SUMENEP, OkaraNews.id – Pagi belum sepenuhnya terang di Pulau Saebus, namun seorang pendamping PKH bernama Atro Hidayat sudah dibuat terkejut. Bukan karena gelombang laut atau harga beras, melainkan karena sebuah pesan singkat dari nomor tak dikenal yang mengaku sebagai Kasi Pidsus Kejari Sumenep.

“Namanya lengkap, jabatannya resmi. Tapi gaya bicaranya… seperti debt collector,” ujar Atro, mencoba menyusun nalar yang sempat bergoyang.

Pesan itu tidak hanya basa-basi. Ia ditanya soal pemberitaan miring di media lokal tentang dugaan penyimpangan dana PKH di wilayahnya. Pertanyaan disusul tekanan, lalu ancaman pemanggilan.

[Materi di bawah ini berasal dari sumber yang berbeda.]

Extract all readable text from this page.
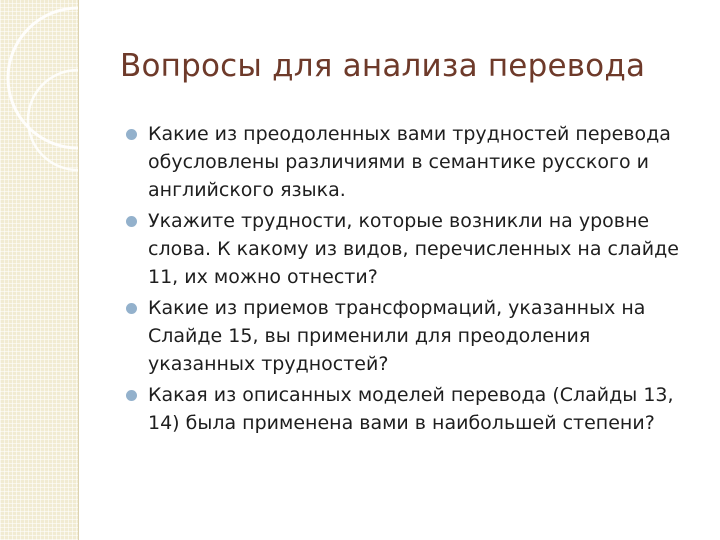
Вопросы для анализа перевода
Какие из преодоленных вами трудностей перевода обусловлены различиями в семантике русского и английского языка.
Укажите трудности, которые возникли на уровне слова. К какому из видов, перечисленных на слайде 11, их можно отнести?
Какие из приемов трансформаций, указанных на Слайде 15, вы применили для преодоления указанных трудностей?
Какая из описанных моделей перевода (Слайды 13, 14) была применена вами в наибольшей степени?
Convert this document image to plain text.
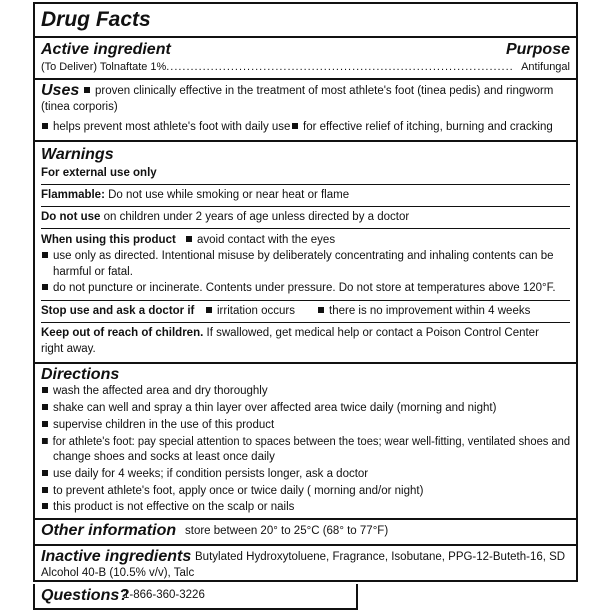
Drug Facts
Active ingredient	Purpose
(To Deliver) Tolnaftate 1%...................................................................................... Antifungal
Uses	proven clinically effective in the treatment of most athlete's foot (tinea pedis) and ringworm
(tinea corporis)
helps prevent most athlete's foot with daily use	for effective relief of itching, burning and cracking
Warnings
For external use only
Flammable: Do not use while smoking or near heat or flame
Do not use on children under 2 years of age unless directed by a doctor
When using this product	avoid contact with the eyes
use only as directed. Intentional misuse by deliberately concentrating and inhaling contents can be
harmful or fatal.
do not puncture or incinerate. Contents under pressure. Do not store at temperatures above 120°F.
Stop use and ask a doctor if	irritation occurs	there is no improvement within 4 weeks
Keep out of reach of children. If swallowed, get medical help or contact a Poison Control Center
right away.
Directions
wash the affected area and dry thoroughly
shake can well and spray a thin layer over affected area twice daily (morning and night)
supervise children in the use of this product
for athlete's foot: pay special attention to spaces between the toes; wear well-fitting, ventilated shoes and
change shoes and socks at least once daily
use daily for 4 weeks; if condition persists longer, ask a doctor
to prevent athlete's foot, apply once or twice daily ( morning and/or night)
this product is not effective on the scalp or nails
Other information store between 20° to 25°C (68° to 77°F)
Inactive ingredients Butylated Hydroxytoluene, Fragrance, Isobutane, PPG-12-Buteth-16, SD
Alcohol 40-B (10.5% v/v), Talc
Questions?
1-866-360-3226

“Kalau begitu saya akan keluarkan surat pemanggilan,” kata suara dari seberang telepon, lalu klik sambungan diputus.

Tak ingin diseret dalam pusaran tak jelas, Atro buru-buru mengonfirmasi ke Kejaksaan Negeri Sumenep baik via keluarga maupun langsung ke kantor. Hasilnya? Nihil. Tidak ada surat, tidak ada telepon resmi. Apalagi ancaman.

“Saya pastikan tidak ada komunikasi resmi dari Kejari ke saya,” tegas Atro.

Apakah ini prank? Atau pesan dari dunia lain?
Tidak juga. Atro menduga ini ada kaitannya dengan pemberitaan sebelumnya. Tapi ia enggan menebak-nebak terlalu jauh.

“Saya hanya berharap aparat bergerak. Jangan sampai kami yang bekerja di lapangan diteror oleh pihak-pihak yang bermain di air keruh.”

Sampai berita ini naik ke publik, Kejari Sumenep masih diam seribu bahasa. Redaksi sudah mencoba menghubungi, tapi jawaban belum juga diterima. Mungkin sinyal sedang buruk, atau mungkin… sedang menyusun klarifikasi dengan hati-hati.